Main outcomes and measures: Time to the next skin cancer after baseline.
Results: There were 12 287 patients (mean [SD] age, 77.2 [8.9] years; 241 women [2.0%]; 31 [0.3%] American Indian or Alaska Native, 3 [<0.1%] Asian, 13 [0.1%] Black or African American, 59 [0.5%] Native Hawaiian or other Pacific Islander, and 11 662 [94.9%] White individuals) exposed to oral nicotinamide, 500 mg, twice daily for longer than 30 days who were matched to 21 479 unexposed patients (mean [SD] age, 76.9 [8.7] years; 374 women [2.0%]; 49 [0.2%] American Indian or Alaska Native, 3 [<0.1%] Asian, 16 [0.1%] Black or African American, 88 [0.4%] Native Hawaiian or other Pacific Islander, and 20 517 [95.3%] White individuals).
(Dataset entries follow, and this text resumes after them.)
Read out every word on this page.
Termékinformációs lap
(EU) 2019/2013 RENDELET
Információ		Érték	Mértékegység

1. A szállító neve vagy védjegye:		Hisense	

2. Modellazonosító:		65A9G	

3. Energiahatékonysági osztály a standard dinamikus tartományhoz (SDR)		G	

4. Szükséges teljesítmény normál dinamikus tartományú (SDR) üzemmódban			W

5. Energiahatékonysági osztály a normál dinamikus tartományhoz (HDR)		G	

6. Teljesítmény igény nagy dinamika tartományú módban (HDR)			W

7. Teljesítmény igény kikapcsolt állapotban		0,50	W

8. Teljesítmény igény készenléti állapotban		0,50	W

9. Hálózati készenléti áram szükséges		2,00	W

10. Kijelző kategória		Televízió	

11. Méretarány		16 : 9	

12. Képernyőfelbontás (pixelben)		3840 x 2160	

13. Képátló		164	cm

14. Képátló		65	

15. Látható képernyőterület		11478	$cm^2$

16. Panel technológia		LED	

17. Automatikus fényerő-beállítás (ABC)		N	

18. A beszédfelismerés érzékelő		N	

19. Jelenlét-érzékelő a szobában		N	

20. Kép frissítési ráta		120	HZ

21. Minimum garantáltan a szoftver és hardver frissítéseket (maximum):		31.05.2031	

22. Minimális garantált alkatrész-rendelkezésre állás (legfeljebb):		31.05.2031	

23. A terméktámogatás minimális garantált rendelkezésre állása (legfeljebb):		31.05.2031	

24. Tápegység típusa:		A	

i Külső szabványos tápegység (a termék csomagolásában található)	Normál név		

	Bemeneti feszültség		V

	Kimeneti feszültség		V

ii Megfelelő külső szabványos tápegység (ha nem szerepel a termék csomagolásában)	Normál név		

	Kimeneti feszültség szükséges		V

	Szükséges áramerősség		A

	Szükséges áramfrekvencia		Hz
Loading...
Within the matched dataset, there were 10 994 instances of basal cell carcinoma after nicotinamide exposure and 12 551 cutaneous squamous cell carcinoma (cSCC). A total of 1334 (3.9%) in the matched cohort were solid organ transplant recipients. Overall, there was a significant 14% reduction in skin cancer risk. When nicotinamide was initiated after a first skin cancer, the risk reduction rose to 54%, although this benefit declined with initiation following subsequent skin cancers. This risk reduction was seen for skin cancers overall, basal cell carcinoma, and cSCC, with the greatest risk reduction seen for cSCC. Among solid organ transplant recipients, no overall significant risk reduction was observed, although early nicotinamide use was associated with reduced cSCC incidence.
Conclusions and relevance: The results of this cohort study suggest that there is a decreased risk of skin cancer among patients treated with nicotinamide, with the greatest effect seen when initiated after the first skin cancer.